Andy Simm, a Talent Coach at Bolton Lads and Girls Club, has shared how some of his young people have struggled with local lockdowns in Bolton and how an online counselling and emotional well-being platform has helped to open conversations…

For many of the young people on my caseload, mental health and wellbeing have been the biggest concern and some have struggled more than others since the start of the Covid-19 pandemic.

The early restrictions put a large strain on a lot of young people and the services that were/are supporting them; especially those that offered a face-to-face service.

During the national lockdown period, I was having regular conversations and check-ins with young people around their mental health and wellbeing, validating their feelings and generally being a listening ear.

Some struggled with the lockdown and the limitations around where and how I could see them.

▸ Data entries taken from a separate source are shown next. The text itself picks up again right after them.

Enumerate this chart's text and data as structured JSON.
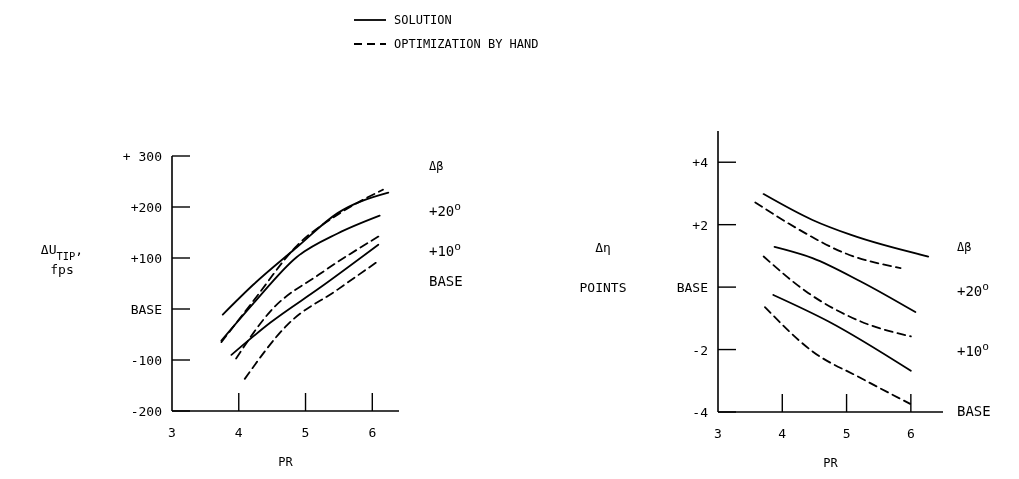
{
  "chart_data": [
    {
      "type": "line",
      "xlabel": "PR",
      "ylabel": "ΔU$_{TIP}$,\nfps",
      "legend": "top",
      "xlim": [
        3,
        6.4
      ],
      "xticks": [
        3,
        4,
        5,
        6
      ],
      "ylim": [
        -200,
        300
      ],
      "yticks": [
        {
          "value": -200,
          "label": "-200"
        },
        {
          "value": -100,
          "label": "-100"
        },
        {
          "value": 0,
          "label": "BASE"
        },
        {
          "value": 100,
          "label": "+100"
        },
        {
          "value": 200,
          "label": "+200"
        },
        {
          "value": 300,
          "label": "+ 300"
        }
      ],
      "annotations": [
        "Δβ",
        "+20$^{o}$",
        "+10$^{o}$",
        "BASE"
      ],
      "series": [
        {
          "name": "SOLUTION",
          "color": "#000000",
          "line_style": "solid",
          "x": [
            3.76,
            4.22,
            4.87,
            5.48,
            6.24
          ],
          "values": [
            -11,
            48,
            121,
            188,
            228
          ]
        },
        {
          "name": "OPTIMIZATION BY HAND",
          "color": "#000000",
          "line_style": "dashed",
          "x": [
            3.74,
            4.22,
            4.87,
            5.48,
            6.16
          ],
          "values": [
            -65,
            16,
            124,
            185,
            234
          ]
        },
        {
          "color": "#000000",
          "line_style": "solid",
          "x": [
            3.74,
            4.22,
            4.87,
            5.48,
            6.11
          ],
          "values": [
            -62,
            11,
            102,
            148,
            183
          ]
        },
        {
          "color": "#000000",
          "line_style": "dashed",
          "x": [
            3.96,
            4.47,
            5.23,
            6.09
          ],
          "values": [
            -97,
            -5,
            70,
            142
          ]
        },
        {
          "color": "#000000",
          "line_style": "solid",
          "x": [
            3.89,
            4.47,
            5.23,
            6.09
          ],
          "values": [
            -90,
            -27,
            43,
            126
          ]
        },
        {
          "color": "#000000",
          "line_style": "dashed",
          "x": [
            4.09,
            4.72,
            5.48,
            6.09
          ],
          "values": [
            -137,
            -32,
            38,
            94
          ]
        }
      ]
    },
    {
      "type": "line",
      "xlabel": "PR",
      "ylabel": "Δη\n\nPOINTS",
      "xlim": [
        3,
        6.5
      ],
      "xticks": [
        3,
        4,
        5,
        6
      ],
      "ylim": [
        -4,
        5
      ],
      "yticks": [
        {
          "value": -4,
          "label": "-4"
        },
        {
          "value": -2,
          "label": "-2"
        },
        {
          "value": 0,
          "label": "BASE"
        },
        {
          "value": 2,
          "label": "+2"
        },
        {
          "value": 4,
          "label": "+4"
        }
      ],
      "annotations": [
        "Δβ",
        "+20$^{o}$",
        "+10$^{o}$",
        "BASE"
      ],
      "series": [
        {
          "color": "#000000",
          "line_style": "solid",
          "x": [
            3.71,
            4.47,
            5.07,
            6.27
          ],
          "values": [
            2.98,
            2.15,
            1.67,
            0.98
          ]
        },
        {
          "color": "#000000",
          "line_style": "dashed",
          "x": [
            3.58,
            4.22,
            4.97,
            5.84
          ],
          "values": [
            2.71,
            1.89,
            1.09,
            0.61
          ]
        },
        {
          "color": "#000000",
          "line_style": "solid",
          "x": [
            3.88,
            4.47,
            5.22,
            6.07
          ],
          "values": [
            1.29,
            0.93,
            0.18,
            -0.8
          ]
        },
        {
          "color": "#000000",
          "line_style": "dashed",
          "x": [
            3.71,
            4.37,
            5.22,
            6.0
          ],
          "values": [
            0.98,
            -0.14,
            -1.1,
            -1.58
          ]
        },
        {
          "color": "#000000",
          "line_style": "solid",
          "x": [
            3.86,
            4.72,
            6.0
          ],
          "values": [
            -0.25,
            -1.1,
            -2.68
          ]
        },
        {
          "color": "#000000",
          "line_style": "dashed",
          "x": [
            3.73,
            4.47,
            5.22,
            5.99
          ],
          "values": [
            -0.64,
            -2.06,
            -2.91,
            -3.74
          ]
        }
      ]
    }
  ]
}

It was clear quite a few struggled to understand the changing restrictions imposed on Bolton.

During the lockdown period, I attended a webinar that was provided by a service called KOOTH.  All Greater Manchester local authorities have bought into KOOTH as one of the key platforms for young people who might need 24/7 access to confidential one-to-one mental health support (KOOTH is an online counselling and emotional well-being platform for children and young people aged 11 to 18 years).

I shared a KOOTH promotion video with four of my young people, to offer them a tool that they could access at any time for one-to-one support and use to learn more about how to support their own mental health and wellbeing, thereby taking some personal responsibility for looking after themselves. 

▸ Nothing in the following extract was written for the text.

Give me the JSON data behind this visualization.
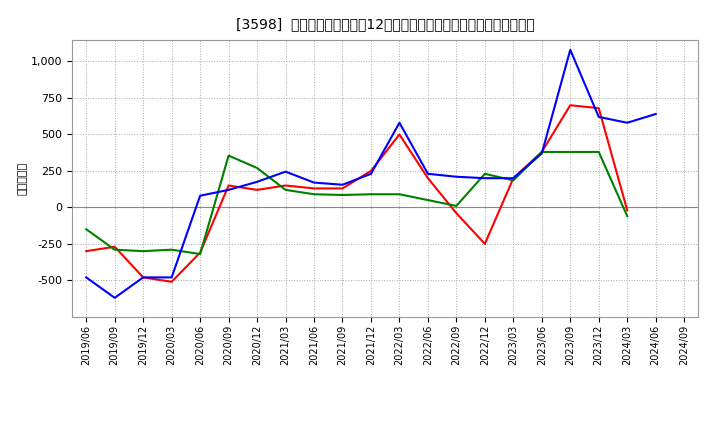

The young people fed back on how helpful KOOTH has been and what they liked about it. They told me they really enjoyed the discussion board and a chance to talk anonymously to other young people in the KOOTH community and also access other things of interest. They also liked the daily journal and said it was an accessible resource, that is easy to use on your phone. 

Since lockdown and the additional local restrictions being put in place, it has been hard to engage a few of the young people as I am not able to get out to see them and engage them in person as I usually would. 

Being able to discuss how they found the articles, tools and techniques on KOOTH has given me an opportunity to revisit earlier conversations we’d had around their mental health.

Since this, some of the young people have started to engage weekly in sessions focused on health and wellbeing, and have been able to offload on someone they know and trust.